Дон Луиджино был, что называется, фанфарон болтливый и самодовольный, поскольку был он перчаточником с улицы Перчаточников, то есть перчаточником безвозвратно и окончательно, в неподдающемся исчислению поколении. Его дед умер в ресторане «Скала Фризио», поспорив, кто больше съест макарон; отец просадил состояние во время двухнедельного гулянья на Капри в обществе важных господ, которые, надо отдать им должное, прислали-таки свои визитные карточки, когда он повесился в заднем помещении своей лавки; когда требовалось выкинуть чего-нибудь этакое, небывалое, на что не решался никто, последний из рода Гарджуло проталкивался сквозь толпу и начинал действовать.
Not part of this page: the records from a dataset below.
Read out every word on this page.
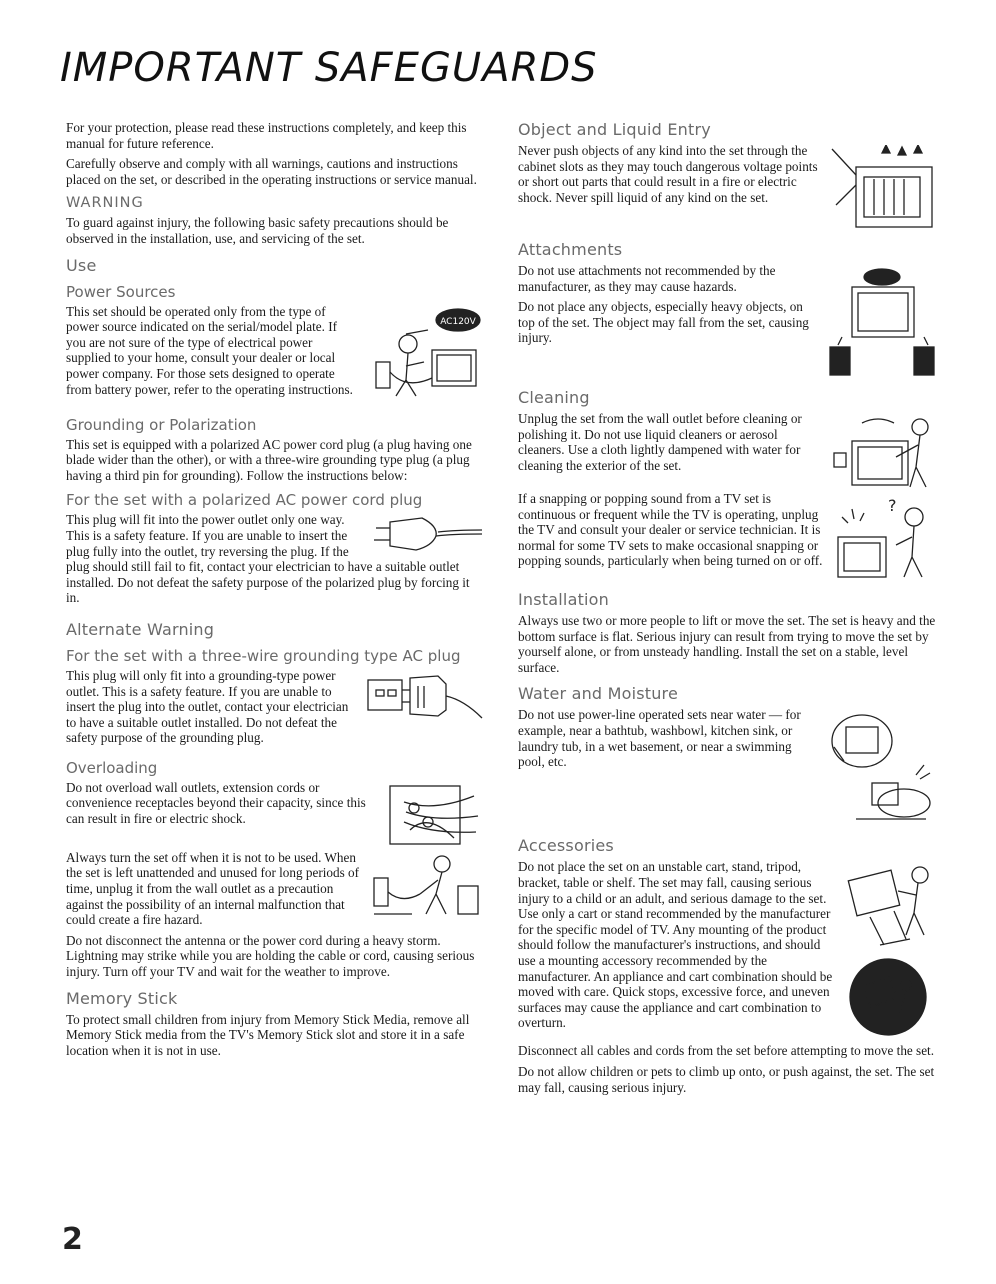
IMPORTANT SAFEGUARDS

For your protection, please read these instructions completely, and keep this manual for future reference.

Carefully observe and comply with all warnings, cautions and instructions placed on the set, or described in the operating instructions or service manual.

WARNING

To guard against injury, the following basic safety precautions should be observed in the installation, use, and servicing of the set.

Use
Power Sources
AC120V

This set should be operated only from the type of power source indicated on the serial/model plate. If you are not sure of the type of electrical power supplied to your home, consult your dealer or local power company. For those sets designed to operate from battery power, refer to the operating instructions.

Grounding or Polarization

This set is equipped with a polarized AC power cord plug (a plug having one blade wider than the other), or with a three-wire grounding type plug (a plug having a third pin for grounding). Follow the instructions below:

For the set with a polarized AC power cord plug

This plug will fit into the power outlet only one way. This is a safety feature. If you are unable to insert the plug fully into the outlet, try reversing the plug. If the plug should still fail to fit, contact your electrician to have a suitable outlet installed. Do not defeat the safety purpose of the polarized plug by forcing it in.

Alternate Warning
For the set with a three-wire grounding type AC plug

This plug will only fit into a grounding-type power outlet. This is a safety feature. If you are unable to insert the plug into the outlet, contact your electrician to have a suitable outlet installed. Do not defeat the safety purpose of the grounding plug.

Overloading

Do not overload wall outlets, extension cords or convenience receptacles beyond their capacity, since this can result in fire or electric shock.

Always turn the set off when it is not to be used. When the set is left unattended and unused for long periods of time, unplug it from the wall outlet as a precaution against the possibility of an internal malfunction that could create a fire hazard.

Do not disconnect the antenna or the power cord during a heavy storm. Lightning may strike while you are holding the cable or cord, causing serious injury. Turn off your TV and wait for the weather to improve.

Memory Stick

To protect small children from injury from Memory Stick Media, remove all Memory Stick media from the TV's Memory Stick slot and store it in a safe location when it is not in use.

Object and Liquid Entry

Never push objects of any kind into the set through the cabinet slots as they may touch dangerous voltage points or short out parts that could result in a fire or electric shock. Never spill liquid of any kind on the set.

Attachments

Do not use attachments not recommended by the manufacturer, as they may cause hazards.

Do not place any objects, especially heavy objects, on top of the set. The object may fall from the set, causing injury.

Cleaning

Unplug the set from the wall outlet before cleaning or polishing it. Do not use liquid cleaners or aerosol cleaners. Use a cloth lightly dampened with water for cleaning the exterior of the set.

?

If a snapping or popping sound from a TV set is continuous or frequent while the TV is operating, unplug the TV and consult your dealer or service technician. It is normal for some TV sets to make occasional snapping or popping sounds, particularly when being turned on or off.

Installation

Always use two or more people to lift or move the set. The set is heavy and the bottom surface is flat. Serious injury can result from trying to move the set by yourself alone, or from unsteady handling. Install the set on a stable, level surface.

Water and Moisture

Do not use power-line operated sets near water — for example, near a bathtub, washbowl, kitchen sink, or laundry tub, in a wet basement, or near a swimming pool, etc.

Accessories

Do not place the set on an unstable cart, stand, tripod, bracket, table or shelf. The set may fall, causing serious injury to a child or an adult, and serious damage to the set. Use only a cart or stand recommended by the manufacturer for the specific model of TV. Any mounting of the product should follow the manufacturer's instructions, and should use a mounting accessory recommended by the manufacturer. An appliance and cart combination should be moved with care. Quick stops, excessive force, and uneven surfaces may cause the appliance and cart combination to overturn.

Disconnect all cables and cords from the set before attempting to move the set.

Do not allow children or pets to climb up onto, or push against, the set. The set may fall, causing serious injury.

2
День паломничества в Монтеверджине был его день. Перед тем как тронуться в путь, экипажи собирались у моста Казановы, окруженные несколькими рядами зрителей, которые простодушно аплодировали всему происходящему так, словно все эти великолепные Гарджуло, снискивая свои триумфы, представительствовали от каждого из них. Усердные эмиссары дона Луиджино распространяли потрясающие слухи: рукоятка у его хлыста — червонного золота, султаны на головах лошадей из настоящих страусовых перьев, колокольчики — из чистого серебра. Словно бы для подкрепления всего сказанного, дон Луиджино, удерживая одной рукой рвущихся лошадей, другой пригоршнями расшвыривал по обе стороны коляски конфеты, гвоздики и монеты. В том месте, куда падали деньги и сладости, тут же вырастала настоящая пирамида из тел малолетних беспризорников, извивающихся, словно угри. Выехав из города, дон Луиджино выпускал на свободу из специально взятой корзины стаю почтовых голубей, которые дружно устремлялись в квартал Святого Иосифа, чтобы успокоить его насчет участи его великого сына; а тем временем на дона Луиджино уже пялились «мужики», выстроившиеся вдоль дороги и раскрывшие рты так, что в них свободно могла залететь муха. Во время остановок в Чимителе и Маркольяно дон Луиджи Гарджуло давал новые доказательства своей щедрости, одаряя царскими чаевыми официантов ресторана, где он изволил отведать немного постной пищи (предание грозило тяжкими и бесчисленными небесными карами тому, кто съест что-нибудь мясное или жирное до того, как поднимется к храму), или начиная бить стаканы с тарелками с единственной целью за них заплатить, или усыновляя сироту, как сделал он это в 1919 году.